The takeover comes after the fatal police shooting of 31-year-old Najee Seabrooks, who worked for an anti-violence organization, intensified calls for outside intervention
Seabrooks was hallucinating and barricaded himself in the bathroom of an apartment. He called 911 and sought police assistance because he thought there were people out to kill him. After a lengthy standoff with police, Seabrooks charged at the officers with a knife. He was shot and killed at the scene.
His death sparked protests and calls for police reforms.
Platkin said beginning in May Isa Abbassi, a twenty-five-year veteran of the New York City Police Department (NYPD) and its current Chief of Strategic Initiatives, will take over as the officer-in-charge of the Paterson police department.

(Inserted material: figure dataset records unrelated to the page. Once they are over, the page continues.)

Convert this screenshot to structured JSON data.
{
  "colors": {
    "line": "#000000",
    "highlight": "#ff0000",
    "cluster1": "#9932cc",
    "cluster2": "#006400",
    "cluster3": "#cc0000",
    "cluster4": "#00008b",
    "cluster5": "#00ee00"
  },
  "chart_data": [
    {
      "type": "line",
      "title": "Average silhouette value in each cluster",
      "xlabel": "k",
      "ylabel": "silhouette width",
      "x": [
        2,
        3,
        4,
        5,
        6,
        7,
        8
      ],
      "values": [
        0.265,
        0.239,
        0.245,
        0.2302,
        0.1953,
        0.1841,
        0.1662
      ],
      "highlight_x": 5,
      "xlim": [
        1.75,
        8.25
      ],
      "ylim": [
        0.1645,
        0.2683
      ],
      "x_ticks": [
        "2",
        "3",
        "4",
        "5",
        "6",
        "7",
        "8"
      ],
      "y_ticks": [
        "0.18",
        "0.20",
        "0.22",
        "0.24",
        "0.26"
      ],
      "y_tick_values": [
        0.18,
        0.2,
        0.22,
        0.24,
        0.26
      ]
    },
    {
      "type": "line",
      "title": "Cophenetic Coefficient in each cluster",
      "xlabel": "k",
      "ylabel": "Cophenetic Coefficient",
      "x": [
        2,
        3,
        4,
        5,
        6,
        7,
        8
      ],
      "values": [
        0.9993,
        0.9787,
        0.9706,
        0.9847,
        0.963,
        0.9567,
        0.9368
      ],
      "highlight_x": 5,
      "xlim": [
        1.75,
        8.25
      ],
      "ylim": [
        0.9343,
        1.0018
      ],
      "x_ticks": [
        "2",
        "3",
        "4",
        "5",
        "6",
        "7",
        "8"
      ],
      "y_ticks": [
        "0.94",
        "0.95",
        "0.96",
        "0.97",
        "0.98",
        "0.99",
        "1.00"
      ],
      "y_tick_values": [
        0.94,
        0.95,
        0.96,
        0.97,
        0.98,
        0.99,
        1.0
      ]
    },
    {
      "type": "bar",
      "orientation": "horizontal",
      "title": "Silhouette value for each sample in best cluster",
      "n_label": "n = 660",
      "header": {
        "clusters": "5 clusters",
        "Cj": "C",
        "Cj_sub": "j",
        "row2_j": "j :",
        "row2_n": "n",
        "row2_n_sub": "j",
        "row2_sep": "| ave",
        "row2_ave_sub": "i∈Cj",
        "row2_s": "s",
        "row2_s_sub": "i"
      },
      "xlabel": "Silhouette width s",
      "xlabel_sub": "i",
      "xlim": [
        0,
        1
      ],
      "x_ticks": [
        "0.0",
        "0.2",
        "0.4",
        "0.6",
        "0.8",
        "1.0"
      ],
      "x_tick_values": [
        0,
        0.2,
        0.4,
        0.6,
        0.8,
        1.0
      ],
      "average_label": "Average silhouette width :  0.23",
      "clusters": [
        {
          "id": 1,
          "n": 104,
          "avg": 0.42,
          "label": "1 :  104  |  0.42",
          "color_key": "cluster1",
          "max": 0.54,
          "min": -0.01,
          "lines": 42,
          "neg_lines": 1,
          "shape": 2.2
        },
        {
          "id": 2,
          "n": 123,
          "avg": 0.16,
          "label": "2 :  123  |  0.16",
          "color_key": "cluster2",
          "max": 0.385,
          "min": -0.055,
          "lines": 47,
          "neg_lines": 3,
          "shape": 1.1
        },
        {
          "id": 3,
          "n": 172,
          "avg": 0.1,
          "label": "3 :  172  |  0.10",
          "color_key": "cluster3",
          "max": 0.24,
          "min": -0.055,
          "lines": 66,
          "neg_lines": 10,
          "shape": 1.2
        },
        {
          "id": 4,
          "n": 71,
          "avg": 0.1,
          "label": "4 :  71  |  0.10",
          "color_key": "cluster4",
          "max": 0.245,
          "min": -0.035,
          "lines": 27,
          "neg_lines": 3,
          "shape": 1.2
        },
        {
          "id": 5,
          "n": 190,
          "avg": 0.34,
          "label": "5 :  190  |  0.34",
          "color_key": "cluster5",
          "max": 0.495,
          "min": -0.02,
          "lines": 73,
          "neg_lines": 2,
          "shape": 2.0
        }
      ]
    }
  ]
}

“Chief Abbassi is an experienced, proven leader who has built community trust and achieved excellence through his innovation at the highest levels of law enforcement in this country. I am grateful for his service and I look forward to working with him to ensure public safety in Paterson. I am committed to restoring public confidence in the Paterson Police Department, which includes providing the officers on the force the support, resources, supervision, and training they need to be an exemplary police department,” said Platkin.
Also, the attorney general announced he intends to engage experts to revise the statewide Use of Force Policy to include protocols for barricaded individuals. His team in Paterson will also implement ARRIVE (Alternative Responses to Reduce Instances of Violence & Escalation), a program that is in place in Cumberland, Union, and Atlantic counties, that will pair an officer, trained in crisis intervention, with a mental health screener in an unmarked vehicle to respond to 911 calls for mental or behavioral health crises calls.
Platkin said he is also forming a working group to study and produce recommendations about interactions between law enforcement and community-based violence intervention groups.
Platkin said the state is determined to address the problems at the Paterson police force no matter how long it takes.
“It will not immediately restore public confidence that the police are committed to providing every resident of Paterson with fair, just, and effective public safety. Nor will it address the concerns of officers asked to do a hard and dangerous job in a community that—after years of fiscal challenges and a revolving door of police leadership—has lost faith in its police department, making the jobs of those officers even more difficult,” the attorney general said. “Rather, the actions taken by my office today represent a pledge to the residents and officers of Paterson that the State of New Jersey is committed to the safety and success of the entire Paterson Community. Exercising control over the police department and bringing in nationally recognized police leadership for the department is the first step of a process towards a safer and more just City of Paterson.”
More than a dozen Paterson police officers were charged with crimes since 2018.